United States v. Munoz-Camarena, 631 F.3d 1028, 1030 n.5 (9th Cir. 2011) (per

curiam). However, in Munoz-Camarena we explained that a remand for

resentencing is “required” under the harmless error standard unless we are

“convinced that the district court would impose the same sentence if the correct

Guidelines range was kept in mind throughout the process.” Id. at 1031 (internal

quotation marks omitted).

Here, the district court thoroughly explained its Guidelines calculations,

including a two-point downward variance, but nothing in the sentencing transcript

suggests the court would have imposed the same sentence had it started with the

correct offense level.
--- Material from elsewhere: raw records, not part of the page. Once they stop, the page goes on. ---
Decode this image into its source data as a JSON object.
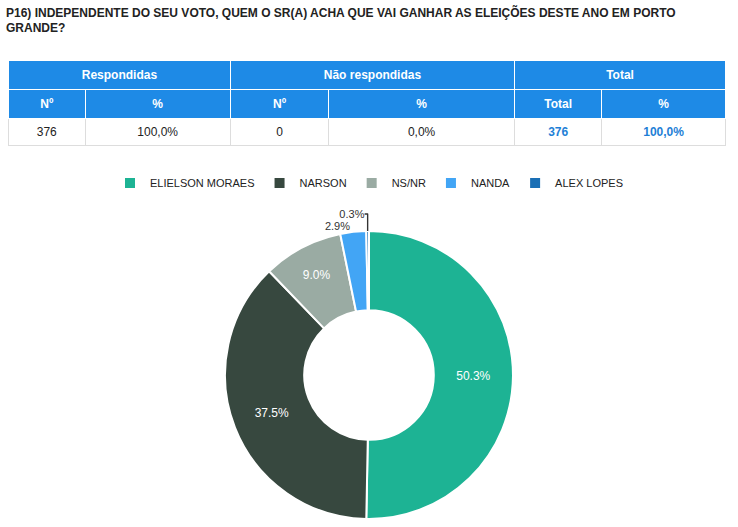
{
  "title": "P16) INDEPENDENTE DO SEU VOTO, QUEM O SR(A) ACHA QUE VAI GANHAR AS ELEIÇÕES DESTE ANO EM PORTO GRANDE?",
  "table": {
    "groups": [
      "Respondidas",
      "Não respondidas",
      "Total"
    ],
    "columns": [
      "Nº",
      "%",
      "Nº",
      "%",
      "Total",
      "%"
    ],
    "rows": [
      [
        "376",
        "100,0%",
        "0",
        "0,0%",
        "376",
        "100,0%"
      ]
    ]
  },
  "chart_data": {
    "type": "pie",
    "categories": [
      "ELIELSON MORAES",
      "NARSON",
      "NS/NR",
      "NANDA",
      "ALEX LOPES"
    ],
    "values": [
      50.3,
      37.5,
      9.0,
      2.9,
      0.3
    ],
    "value_labels": [
      "50.3%",
      "37.5%",
      "9.0%",
      "2.9%",
      "0.3%"
    ],
    "colors": [
      "#1db394",
      "#37483f",
      "#9aaba3",
      "#42a5f5",
      "#1a6fb5"
    ],
    "data_labels": true,
    "legend": "top"
  }
}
See United States v. Leal-Vega, 680 F.3d 1160, 1170 (9th

Cir. 2012) (“Nothing in the sentencing colloquy suggests that the sentencing judge

4 stated that he would impose the same sentence regardless of the Guidelines

calculation because of the mitigation factors.”). Although there is a significant

overlap between the correct and incorrect Guidelines ranges, we are not

“convinced that the district court would [have] impose[d] the same sentence.”

Munoz-Camarena, 631 F.3d at 1031. Therefore, we cannot “say with certainty that

the district court’s sentencing error was harmless.” United States v. Bankston, 901

F.3d 1100, 1108 (9th Cir. 2018). We vacate Quevedo’s sentence and remand for

resentencing.1

VACATED AND REMANDED.

1 Because we remand for resentencing, we do not reach Quevedo’s arguments, raised for the first time on appeal, that the district court erred by failing to announce the revocation sentencing range for a term of supervised release at the sentencing hearing, and by failing to make specific and particularized findings before imposing a term of supervised release on a deportable alien, which he asserts is required by Guideline § 5D1.1 and Application Note 5.